Image by Flickr user penguinchris Not the scene in question, but you get the idea.
First reporting September 7, updates at the bottom.
I spotted an article in today's Post and Courier about a woman who was livid over U.S. 17 in rural Red Top being closed for 20 minutes to allow a parade procession to cross the highway.
An obvious comparison not made in the paper's brief is the annual Cooper River Bridge Run that shuts down U.S. 17 for well over an hour, in fact several.
Update September 19: State Transportation Secretary Buck Limehouse is putting his foot down to block the parade router in the future. Read about the latest turn at The Post and Courier.

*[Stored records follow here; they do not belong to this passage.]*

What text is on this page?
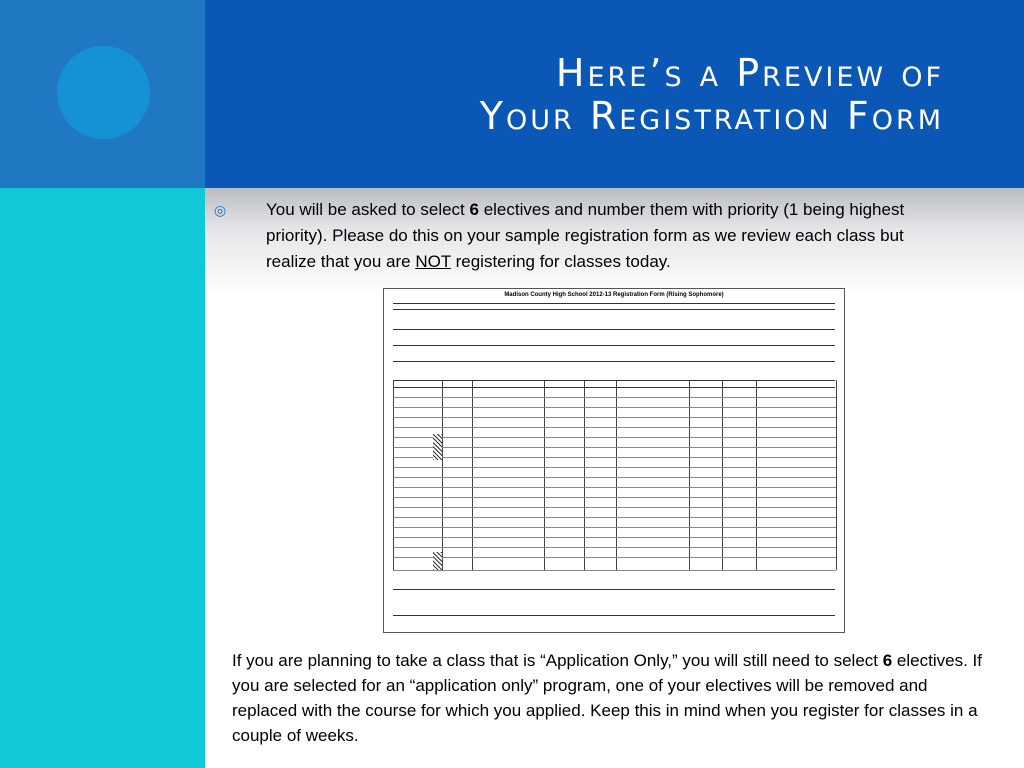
Here’s a Preview of
Your Registration Form
◎ You will be asked to select 6 electives and number them with priority (1 being highest priority). Please do this on your sample registration form as we review each class but realize that you are NOT registering for classes today.
Madison County High School 2012-13 Registration Form (Rising Sophomore)
If you are planning to take a class that is “Application Only,” you will still need to select 6 electives. If you are selected for an “application only” program, one of your electives will be removed and replaced with the course for which you applied. Keep this in mind when you register for classes in a couple of weeks.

Seems heavy-handed to me, and that there must be other ways of addressing the issue. That part of U.S. 17 is much busier than it used to be, but it's still not that busy that something else couldn't be worked out.
Update September 26: A compromise has been reached where the parade will go on but the procession may be temporarily paused to allow traffic to flow if traffic becomes too backed up. -- It's such an obvious answer one has to wonder why this wasn't the first reaction? Read about the latest at The Post and Courier.
Update November 1: The Post and Courier is reporting that Transportation Secretary Buck Limehouse has issued his rules for the compromise and the community seem to be OK with them; read about it over here.
Odd that the state has no uniform code for operarting parades like these, Red Top is not the only parade that interupts a road where alternate routes are few.